Job Description
Job Description Summary
As a Staff Software Engineer (Observability), you will be responsible for defining and implementing the observability strategy across PCS Digital Solutions Cloud Applications.Job Description
Roles and Responsibilities
In this role, you will:
- Define and evolve the observability vision and roadmap for PCS DS applications
- Design and implement/integrate standardized observability frameworks (metrics, logs, traces, events, profiling).
- Collaborate with platform, SRE, and product teams to instrument services using OpenTelemetry and other modern observability tooling.
- Build and maintain dashboards, alerts, and SLOs that reflect both technical and business health indicators.
- Evaluate, integrate, and optimize observability agents (e.g., Prometheus, Fluent bit, OTEL and other agents).
- Design self-remediation solutions leveraging observability tooling.
- Implement Best Practices for using GenAI tools of Observability platforms.
- Lead / contribute to incident analysis and postmortem reviews, driving improvements in system resilience and observability coverage.

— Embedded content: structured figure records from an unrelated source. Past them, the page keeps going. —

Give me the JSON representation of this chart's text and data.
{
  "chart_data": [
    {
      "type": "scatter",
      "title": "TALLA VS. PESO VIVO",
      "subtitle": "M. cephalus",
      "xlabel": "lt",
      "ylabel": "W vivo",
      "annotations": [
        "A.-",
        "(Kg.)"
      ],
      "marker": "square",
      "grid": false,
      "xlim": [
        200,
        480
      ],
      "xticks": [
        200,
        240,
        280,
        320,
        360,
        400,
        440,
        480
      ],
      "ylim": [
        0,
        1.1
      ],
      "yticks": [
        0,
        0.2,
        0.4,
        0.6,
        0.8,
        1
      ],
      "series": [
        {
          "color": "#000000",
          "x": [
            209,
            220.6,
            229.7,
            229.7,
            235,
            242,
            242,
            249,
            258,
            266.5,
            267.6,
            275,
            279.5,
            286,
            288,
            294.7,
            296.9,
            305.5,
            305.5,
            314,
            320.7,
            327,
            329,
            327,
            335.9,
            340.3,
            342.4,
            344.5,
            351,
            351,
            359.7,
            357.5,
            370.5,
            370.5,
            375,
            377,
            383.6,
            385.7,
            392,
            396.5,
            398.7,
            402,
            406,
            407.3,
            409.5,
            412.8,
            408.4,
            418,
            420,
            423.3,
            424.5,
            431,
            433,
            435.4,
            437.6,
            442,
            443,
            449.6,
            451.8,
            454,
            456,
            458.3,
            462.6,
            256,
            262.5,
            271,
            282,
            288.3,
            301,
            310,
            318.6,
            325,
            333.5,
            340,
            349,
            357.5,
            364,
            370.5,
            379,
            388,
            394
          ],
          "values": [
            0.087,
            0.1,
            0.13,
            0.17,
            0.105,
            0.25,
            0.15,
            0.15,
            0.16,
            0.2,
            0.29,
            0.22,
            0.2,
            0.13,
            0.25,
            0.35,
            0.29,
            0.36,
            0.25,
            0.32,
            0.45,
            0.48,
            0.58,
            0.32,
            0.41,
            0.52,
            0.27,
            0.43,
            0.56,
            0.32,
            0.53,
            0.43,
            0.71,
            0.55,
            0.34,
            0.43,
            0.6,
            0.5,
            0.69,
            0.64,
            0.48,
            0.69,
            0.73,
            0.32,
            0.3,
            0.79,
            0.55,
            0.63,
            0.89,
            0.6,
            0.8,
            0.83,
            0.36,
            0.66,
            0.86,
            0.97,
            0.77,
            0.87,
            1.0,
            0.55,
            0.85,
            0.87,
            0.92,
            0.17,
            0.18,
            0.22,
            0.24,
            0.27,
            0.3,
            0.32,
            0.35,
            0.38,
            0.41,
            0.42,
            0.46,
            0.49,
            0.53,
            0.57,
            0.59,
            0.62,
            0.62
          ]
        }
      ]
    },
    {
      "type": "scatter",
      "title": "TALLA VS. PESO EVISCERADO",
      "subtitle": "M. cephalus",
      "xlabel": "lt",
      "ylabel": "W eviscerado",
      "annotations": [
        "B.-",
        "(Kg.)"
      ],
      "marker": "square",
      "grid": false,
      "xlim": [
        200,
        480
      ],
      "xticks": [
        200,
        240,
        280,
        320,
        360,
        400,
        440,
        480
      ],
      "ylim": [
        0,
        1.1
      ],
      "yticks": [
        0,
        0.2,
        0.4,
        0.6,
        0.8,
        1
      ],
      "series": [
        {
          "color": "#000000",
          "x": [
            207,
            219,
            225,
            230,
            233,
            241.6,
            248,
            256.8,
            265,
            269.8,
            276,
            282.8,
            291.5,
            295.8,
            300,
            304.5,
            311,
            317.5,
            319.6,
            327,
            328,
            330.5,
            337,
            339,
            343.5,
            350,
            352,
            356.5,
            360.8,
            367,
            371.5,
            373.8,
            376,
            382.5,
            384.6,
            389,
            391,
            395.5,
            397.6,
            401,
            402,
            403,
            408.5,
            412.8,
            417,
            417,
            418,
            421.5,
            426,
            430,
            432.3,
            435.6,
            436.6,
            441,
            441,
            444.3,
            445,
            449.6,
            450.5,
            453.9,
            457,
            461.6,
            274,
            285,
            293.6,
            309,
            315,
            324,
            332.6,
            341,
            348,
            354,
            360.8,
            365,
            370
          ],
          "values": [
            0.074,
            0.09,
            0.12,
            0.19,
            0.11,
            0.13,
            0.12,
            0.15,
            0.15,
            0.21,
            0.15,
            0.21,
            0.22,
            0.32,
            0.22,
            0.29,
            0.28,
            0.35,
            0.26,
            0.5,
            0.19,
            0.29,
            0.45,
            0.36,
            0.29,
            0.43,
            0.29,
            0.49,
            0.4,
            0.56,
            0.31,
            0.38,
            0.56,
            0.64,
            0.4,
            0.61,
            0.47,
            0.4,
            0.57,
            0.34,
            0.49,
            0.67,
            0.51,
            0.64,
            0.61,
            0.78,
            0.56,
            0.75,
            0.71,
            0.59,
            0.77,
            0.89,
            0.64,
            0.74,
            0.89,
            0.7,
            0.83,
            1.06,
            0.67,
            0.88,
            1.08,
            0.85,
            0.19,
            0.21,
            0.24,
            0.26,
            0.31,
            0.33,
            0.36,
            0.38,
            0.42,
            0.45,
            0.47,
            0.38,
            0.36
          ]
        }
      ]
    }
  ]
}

- Conduct Operational Readiness Reviews (ORRs) to validate monitoring, alerting, and rollback strategies before go-live.
- Ensure observability practices align with healthcare compliance standards (e.g., HIPAA, GDPR, HITRUST).
- Mentor engineers and promote a culture of observability-first development.
Required Qualifications
- Bachelor’s or master’s degree in computer science, Engineering, or a related technical field.
- 10+ years of experience in software engineering, SRE, or platform engineering roles.
- 4+ years of experience in contributing in observability solutions in cloud-native environments (Kubernetes, microservices, serverless).
- Deep expertise in observability pillars (metrics, logs, traces) and tools like OpenTelemetry, Prometheus, Grafana, Datadog, Dynatrace etc.
- Strong programming/scripting skills (e.g., Go, Python, Bash, Terraform).
- Experience with distributed tracing, SLO/SLI frameworks, and incident response workflows.
- Deep expertise in distributed systems, microservices, and cloud platforms (AWS, Azure, GCP).
- Experience with AI-powered anomaly detection, automated incident response, and cost optimization for observability at scale.
- Familiarity with SRE practices, chaos engineering
- Excellent communication and collaboration skills.
Desired Characteristics
- Experience in healthcare or regulated industries.
- Knowledge of data privacy and compliance (HIPAA, HITRUST).
- Experience with cost optimization and telemetry data governance.
- Contributions to open-source observability projects.
Additional Information
Relocation Assistance Provided: No